Sei colpi di pistola contro barber shop, arrestato 23enne
L’atto intimidatorio sarebbe la conseguenza di contrasti di natura personale insorti in Calabria
Si è conclusa con un arresto l'indagine sull'atto intimidatorio avvenuto nel settembre 2024, quando un uomo a bordo di una motocicletta esplose sei colpi di arma da fuoco contro la vetrina di un noto barber shop in via Paisiello, a Torino, gestito da padre e figlio di origini calabresi.
La Polizia ha dato esecuzione a un'ordinanza di custodia cautelare agli arresti domiciliari, emessa dal GIP del Tribunale torinese su richiesta della Procura.
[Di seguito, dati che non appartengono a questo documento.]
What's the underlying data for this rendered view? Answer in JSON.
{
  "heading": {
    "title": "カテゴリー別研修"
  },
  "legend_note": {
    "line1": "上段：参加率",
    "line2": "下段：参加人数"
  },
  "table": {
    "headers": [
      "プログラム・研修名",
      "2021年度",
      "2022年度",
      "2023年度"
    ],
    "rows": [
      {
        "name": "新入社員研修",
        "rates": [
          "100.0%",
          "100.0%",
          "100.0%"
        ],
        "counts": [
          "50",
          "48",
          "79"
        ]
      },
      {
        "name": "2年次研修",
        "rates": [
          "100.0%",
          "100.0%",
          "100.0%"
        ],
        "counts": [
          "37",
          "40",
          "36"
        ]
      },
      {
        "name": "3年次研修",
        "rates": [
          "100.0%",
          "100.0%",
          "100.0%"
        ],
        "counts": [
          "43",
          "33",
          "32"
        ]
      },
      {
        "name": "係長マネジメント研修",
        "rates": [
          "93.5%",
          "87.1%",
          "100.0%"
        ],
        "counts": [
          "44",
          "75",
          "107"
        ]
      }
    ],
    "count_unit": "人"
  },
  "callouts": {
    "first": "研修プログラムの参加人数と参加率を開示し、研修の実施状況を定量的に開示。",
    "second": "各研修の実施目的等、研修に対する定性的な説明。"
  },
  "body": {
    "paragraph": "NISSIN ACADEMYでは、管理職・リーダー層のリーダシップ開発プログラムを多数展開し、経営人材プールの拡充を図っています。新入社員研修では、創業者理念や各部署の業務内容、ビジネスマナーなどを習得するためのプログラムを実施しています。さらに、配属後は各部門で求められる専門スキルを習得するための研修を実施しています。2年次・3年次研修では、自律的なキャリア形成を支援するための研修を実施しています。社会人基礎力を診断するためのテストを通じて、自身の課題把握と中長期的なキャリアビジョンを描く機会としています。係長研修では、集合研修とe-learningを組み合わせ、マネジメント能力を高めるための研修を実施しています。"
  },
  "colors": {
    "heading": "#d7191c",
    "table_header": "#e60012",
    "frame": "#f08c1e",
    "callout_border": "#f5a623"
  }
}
Il provvedimento è stato notificato a un italiano di 23 anni.
Il giovane è ora indagato per minacce aggravate dall’uso delle armi, oltre che per detenzione e porto in luogo pubblico di arma comune da sparo. L’episodio, avvenuto intorno alle 22 di una sera di settembre, aveva destato grande preoccupazione nel quartiere.
Secondo quanto ricostruito dagli investigatori della Squadra Mobile, diretta dal dirigente Davide Corazzini, l'azione non sarebbe da ricondurre a contesti criminali organizzati, ma a una questione di vendetta personale. L’atto intimidatorio sarebbe infatti la conseguenza di contrasti di natura personale insorti nell’estate del 2024 in Calabria tra il 23enne arrestato e una giovane donna appartenente alla famiglia proprietaria dell’esercizio commerciale.